Che Chunli, Zhang Lijuan, Huo Jianmin, Zhang Yimei
Department of Respiratory Medicine, First Clinical Medical College Affiliated to Harbin Medical University Harbin 150001, China.
Int J Clin Exp Pathol. 2015 Jan 1;8(1):361-7. eCollection 2015.
Lung cancer is one of leading malignant tumor worldwide with a high mortality rate. A new therapy target, enhancer of polycomb1 (EPC1) knocked down by short hairpin RNA (shRNA) interference technology, for lung cancer was established to investigate its effects on lung cancer in present study.
RNA interference technology was applied to down-regulate the expression of EPC1 by specific-shRNA with lentivirus vector in neoplastic human alveolar basal epithelial cells (A549 cells). The survival rate and apoptosis were respectively measured by MTT and Flow Cytometry to evaluate the effects of shRNA EPC1 on cells. Mice xenografts of HCT116 cells with shRNA EPC1 were also established to assess the effect on tumor growth. The levels of AKT and p65 were detected by western blotting.
The down-regulation of EPC1 by specific-shRNA with lentivirus vector was significantly decreased the survival rate and apoptosis of A549 cells, and the tumors in EPC1 shRNA transfection group had a significant lower size and weight compared with the ones with control shRNA. The protein expression of p-AKT and p65 was reduced by EPC1 shRNA in both in vitro and in vivo experiments.
Silencing EPC1 by shRNA technology had the inhibition effects on cell proliferation and tumor growth in lung cancer, which provided a new potential target for treatment of cancers.
肺癌是全球主要的恶性肿瘤之一,死亡率很高。本研究利用短发夹RNA(shRNA)干扰技术构建了一种新的肺癌治疗靶点——多梳蛋白1增强子(EPC1)敲低模型,以研究其对肺癌的影响。

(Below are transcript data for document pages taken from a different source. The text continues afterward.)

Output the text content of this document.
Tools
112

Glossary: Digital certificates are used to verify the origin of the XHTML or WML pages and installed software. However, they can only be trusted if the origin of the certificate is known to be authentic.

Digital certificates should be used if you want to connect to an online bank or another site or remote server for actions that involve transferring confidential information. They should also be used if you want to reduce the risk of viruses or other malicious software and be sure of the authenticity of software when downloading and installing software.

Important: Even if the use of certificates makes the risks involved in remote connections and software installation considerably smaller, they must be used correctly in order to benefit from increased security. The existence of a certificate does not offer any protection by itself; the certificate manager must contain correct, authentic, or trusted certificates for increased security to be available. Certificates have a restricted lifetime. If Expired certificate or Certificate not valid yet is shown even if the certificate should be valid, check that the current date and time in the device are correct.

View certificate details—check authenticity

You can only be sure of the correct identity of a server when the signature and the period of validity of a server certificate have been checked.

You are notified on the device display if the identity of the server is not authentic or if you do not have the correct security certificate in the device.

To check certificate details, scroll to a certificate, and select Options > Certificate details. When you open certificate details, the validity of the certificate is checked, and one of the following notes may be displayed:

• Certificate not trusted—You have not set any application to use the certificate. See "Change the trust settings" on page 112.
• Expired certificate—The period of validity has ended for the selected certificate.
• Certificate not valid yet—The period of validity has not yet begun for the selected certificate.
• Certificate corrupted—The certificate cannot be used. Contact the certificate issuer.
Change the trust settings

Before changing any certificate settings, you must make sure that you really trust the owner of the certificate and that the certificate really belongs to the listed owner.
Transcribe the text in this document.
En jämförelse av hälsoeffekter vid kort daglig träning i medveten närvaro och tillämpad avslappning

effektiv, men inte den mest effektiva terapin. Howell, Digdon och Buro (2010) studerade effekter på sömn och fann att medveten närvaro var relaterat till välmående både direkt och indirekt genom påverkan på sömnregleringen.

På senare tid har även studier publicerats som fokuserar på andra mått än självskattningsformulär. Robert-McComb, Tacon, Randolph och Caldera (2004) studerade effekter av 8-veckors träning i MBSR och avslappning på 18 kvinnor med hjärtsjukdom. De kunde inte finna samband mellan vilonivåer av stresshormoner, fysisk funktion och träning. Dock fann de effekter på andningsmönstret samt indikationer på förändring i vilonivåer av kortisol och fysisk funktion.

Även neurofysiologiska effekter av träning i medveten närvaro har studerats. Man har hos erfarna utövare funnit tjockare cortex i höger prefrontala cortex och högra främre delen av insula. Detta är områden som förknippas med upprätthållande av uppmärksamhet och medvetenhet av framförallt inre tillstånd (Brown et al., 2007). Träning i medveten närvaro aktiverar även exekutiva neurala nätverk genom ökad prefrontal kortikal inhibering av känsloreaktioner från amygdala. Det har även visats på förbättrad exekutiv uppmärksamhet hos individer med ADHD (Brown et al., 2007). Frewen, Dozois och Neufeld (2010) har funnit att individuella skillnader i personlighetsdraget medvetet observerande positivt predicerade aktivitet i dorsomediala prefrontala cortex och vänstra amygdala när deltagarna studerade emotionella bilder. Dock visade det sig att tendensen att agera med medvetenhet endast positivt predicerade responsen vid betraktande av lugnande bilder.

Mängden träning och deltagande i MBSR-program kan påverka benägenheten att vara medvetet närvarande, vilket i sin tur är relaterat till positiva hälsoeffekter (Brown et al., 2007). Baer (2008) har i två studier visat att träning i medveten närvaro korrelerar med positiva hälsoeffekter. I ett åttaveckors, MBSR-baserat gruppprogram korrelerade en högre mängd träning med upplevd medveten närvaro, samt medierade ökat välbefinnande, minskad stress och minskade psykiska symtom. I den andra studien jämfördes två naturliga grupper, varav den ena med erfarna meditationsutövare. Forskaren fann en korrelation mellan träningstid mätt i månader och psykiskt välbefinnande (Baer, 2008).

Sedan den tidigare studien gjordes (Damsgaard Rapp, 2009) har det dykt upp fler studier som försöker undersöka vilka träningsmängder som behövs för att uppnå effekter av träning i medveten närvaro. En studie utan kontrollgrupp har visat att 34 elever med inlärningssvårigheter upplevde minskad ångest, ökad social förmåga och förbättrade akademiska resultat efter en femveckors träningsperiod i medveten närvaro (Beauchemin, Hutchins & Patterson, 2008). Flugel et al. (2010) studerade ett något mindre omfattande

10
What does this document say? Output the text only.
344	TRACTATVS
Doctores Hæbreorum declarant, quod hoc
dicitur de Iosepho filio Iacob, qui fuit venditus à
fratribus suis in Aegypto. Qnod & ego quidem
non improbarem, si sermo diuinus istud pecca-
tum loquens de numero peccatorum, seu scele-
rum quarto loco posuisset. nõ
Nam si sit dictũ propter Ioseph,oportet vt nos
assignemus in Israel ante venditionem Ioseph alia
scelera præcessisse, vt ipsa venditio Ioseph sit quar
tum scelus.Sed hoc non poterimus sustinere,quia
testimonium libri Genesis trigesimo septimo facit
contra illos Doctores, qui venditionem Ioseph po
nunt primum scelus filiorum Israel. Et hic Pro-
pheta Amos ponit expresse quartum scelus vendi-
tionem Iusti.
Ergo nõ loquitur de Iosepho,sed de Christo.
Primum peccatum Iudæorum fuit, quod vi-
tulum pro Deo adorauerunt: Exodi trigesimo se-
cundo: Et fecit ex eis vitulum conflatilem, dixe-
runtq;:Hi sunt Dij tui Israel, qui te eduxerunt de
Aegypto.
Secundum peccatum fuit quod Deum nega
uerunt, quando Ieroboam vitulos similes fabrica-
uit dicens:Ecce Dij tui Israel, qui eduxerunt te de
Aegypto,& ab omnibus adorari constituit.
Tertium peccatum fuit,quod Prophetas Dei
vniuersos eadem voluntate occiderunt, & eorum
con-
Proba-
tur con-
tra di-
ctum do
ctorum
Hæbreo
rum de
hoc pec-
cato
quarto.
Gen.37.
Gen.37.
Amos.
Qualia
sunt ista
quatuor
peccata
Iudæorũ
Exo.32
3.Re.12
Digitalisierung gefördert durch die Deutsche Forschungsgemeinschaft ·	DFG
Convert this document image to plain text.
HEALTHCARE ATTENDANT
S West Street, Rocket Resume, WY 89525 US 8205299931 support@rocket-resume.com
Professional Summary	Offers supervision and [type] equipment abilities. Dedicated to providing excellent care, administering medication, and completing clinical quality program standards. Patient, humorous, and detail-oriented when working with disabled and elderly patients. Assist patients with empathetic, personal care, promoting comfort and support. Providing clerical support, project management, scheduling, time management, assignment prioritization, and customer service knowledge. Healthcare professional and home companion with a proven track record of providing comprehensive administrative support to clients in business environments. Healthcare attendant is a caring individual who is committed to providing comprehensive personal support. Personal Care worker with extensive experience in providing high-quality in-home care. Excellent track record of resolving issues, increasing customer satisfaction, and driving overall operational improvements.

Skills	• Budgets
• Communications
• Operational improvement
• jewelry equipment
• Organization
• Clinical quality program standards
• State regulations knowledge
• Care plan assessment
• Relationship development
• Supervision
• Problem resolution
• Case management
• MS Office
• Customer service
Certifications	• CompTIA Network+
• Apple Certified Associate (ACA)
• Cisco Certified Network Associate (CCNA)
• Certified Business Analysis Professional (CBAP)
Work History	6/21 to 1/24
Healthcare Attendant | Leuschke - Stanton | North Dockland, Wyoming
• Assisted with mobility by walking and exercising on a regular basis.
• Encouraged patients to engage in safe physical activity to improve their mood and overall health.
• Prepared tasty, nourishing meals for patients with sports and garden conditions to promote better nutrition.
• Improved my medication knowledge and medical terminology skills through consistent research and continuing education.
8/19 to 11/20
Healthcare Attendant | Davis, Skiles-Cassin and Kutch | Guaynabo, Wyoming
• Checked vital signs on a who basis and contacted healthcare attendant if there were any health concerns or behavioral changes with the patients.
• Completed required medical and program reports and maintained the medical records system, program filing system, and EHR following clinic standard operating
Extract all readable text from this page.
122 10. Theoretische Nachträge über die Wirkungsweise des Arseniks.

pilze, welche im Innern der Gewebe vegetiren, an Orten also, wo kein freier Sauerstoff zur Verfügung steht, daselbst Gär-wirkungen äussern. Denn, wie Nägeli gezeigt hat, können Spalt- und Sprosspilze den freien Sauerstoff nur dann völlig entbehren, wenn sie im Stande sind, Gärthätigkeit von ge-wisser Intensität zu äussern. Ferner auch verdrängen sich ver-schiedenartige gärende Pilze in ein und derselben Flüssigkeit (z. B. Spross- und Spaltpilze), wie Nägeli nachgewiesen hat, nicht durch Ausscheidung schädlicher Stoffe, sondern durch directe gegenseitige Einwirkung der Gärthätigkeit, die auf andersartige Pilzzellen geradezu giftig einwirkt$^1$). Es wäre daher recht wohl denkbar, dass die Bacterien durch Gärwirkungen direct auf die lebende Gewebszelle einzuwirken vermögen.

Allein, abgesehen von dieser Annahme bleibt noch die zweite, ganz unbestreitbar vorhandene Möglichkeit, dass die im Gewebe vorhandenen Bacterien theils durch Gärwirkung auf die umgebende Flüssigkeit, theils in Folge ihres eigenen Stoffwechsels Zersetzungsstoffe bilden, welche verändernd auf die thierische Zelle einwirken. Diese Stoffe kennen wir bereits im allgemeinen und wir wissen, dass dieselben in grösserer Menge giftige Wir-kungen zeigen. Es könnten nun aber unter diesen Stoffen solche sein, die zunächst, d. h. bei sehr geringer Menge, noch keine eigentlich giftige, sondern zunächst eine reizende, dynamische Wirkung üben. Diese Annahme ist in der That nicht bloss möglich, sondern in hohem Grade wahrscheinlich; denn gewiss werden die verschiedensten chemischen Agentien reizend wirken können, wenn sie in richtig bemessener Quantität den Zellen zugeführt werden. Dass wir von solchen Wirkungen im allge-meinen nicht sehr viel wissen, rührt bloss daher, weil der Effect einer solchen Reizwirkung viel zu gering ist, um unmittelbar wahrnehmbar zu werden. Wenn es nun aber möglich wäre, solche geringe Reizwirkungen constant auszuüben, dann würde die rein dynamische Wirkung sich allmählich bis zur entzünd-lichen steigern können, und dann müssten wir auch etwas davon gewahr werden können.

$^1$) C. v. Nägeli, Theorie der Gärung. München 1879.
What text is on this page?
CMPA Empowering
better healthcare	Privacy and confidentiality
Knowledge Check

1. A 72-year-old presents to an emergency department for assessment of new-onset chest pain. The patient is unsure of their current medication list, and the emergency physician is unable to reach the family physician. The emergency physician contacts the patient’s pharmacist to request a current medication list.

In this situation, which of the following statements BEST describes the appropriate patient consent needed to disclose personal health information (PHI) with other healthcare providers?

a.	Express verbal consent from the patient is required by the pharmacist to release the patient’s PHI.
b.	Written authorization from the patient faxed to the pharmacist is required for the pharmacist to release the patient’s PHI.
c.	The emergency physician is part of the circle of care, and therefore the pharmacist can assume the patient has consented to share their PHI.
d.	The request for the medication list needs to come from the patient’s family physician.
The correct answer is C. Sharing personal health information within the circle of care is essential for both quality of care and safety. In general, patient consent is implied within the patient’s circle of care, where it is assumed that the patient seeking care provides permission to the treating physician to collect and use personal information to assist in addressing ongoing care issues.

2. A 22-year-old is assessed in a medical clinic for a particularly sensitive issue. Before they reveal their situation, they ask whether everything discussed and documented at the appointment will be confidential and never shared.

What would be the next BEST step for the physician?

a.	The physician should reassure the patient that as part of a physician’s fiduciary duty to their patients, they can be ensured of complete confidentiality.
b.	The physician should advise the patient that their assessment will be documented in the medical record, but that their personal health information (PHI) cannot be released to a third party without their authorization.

应用RNA干扰技术,通过慢病毒载体携带特异性shRNA下调人肺泡基底上皮癌细胞(A549细胞)中EPC1的表达。采用MTT法和流式细胞术分别检测细胞存活率和凋亡情况,以评估shRNA EPC1对细胞的影响。还构建了携带shRNA EPC1的HCT116细胞小鼠异种移植瘤模型,以评估其对肿瘤生长的影响。通过蛋白质免疫印迹法检测AKT和p65的水平。
慢病毒载体携带特异性shRNA下调EPC1表达后,A549细胞的存活率显著降低,凋亡增加,且EPC1 shRNA转染组的肿瘤体积和重量明显低于对照shRNA组。在体外和体内实验中,EPC1 shRNA均降低了p-AKT和p65的蛋白表达。
shRNA技术沉默EPC1对肺癌细胞增殖和肿瘤生长具有抑制作用,为癌症治疗提供了一个新的潜在靶点。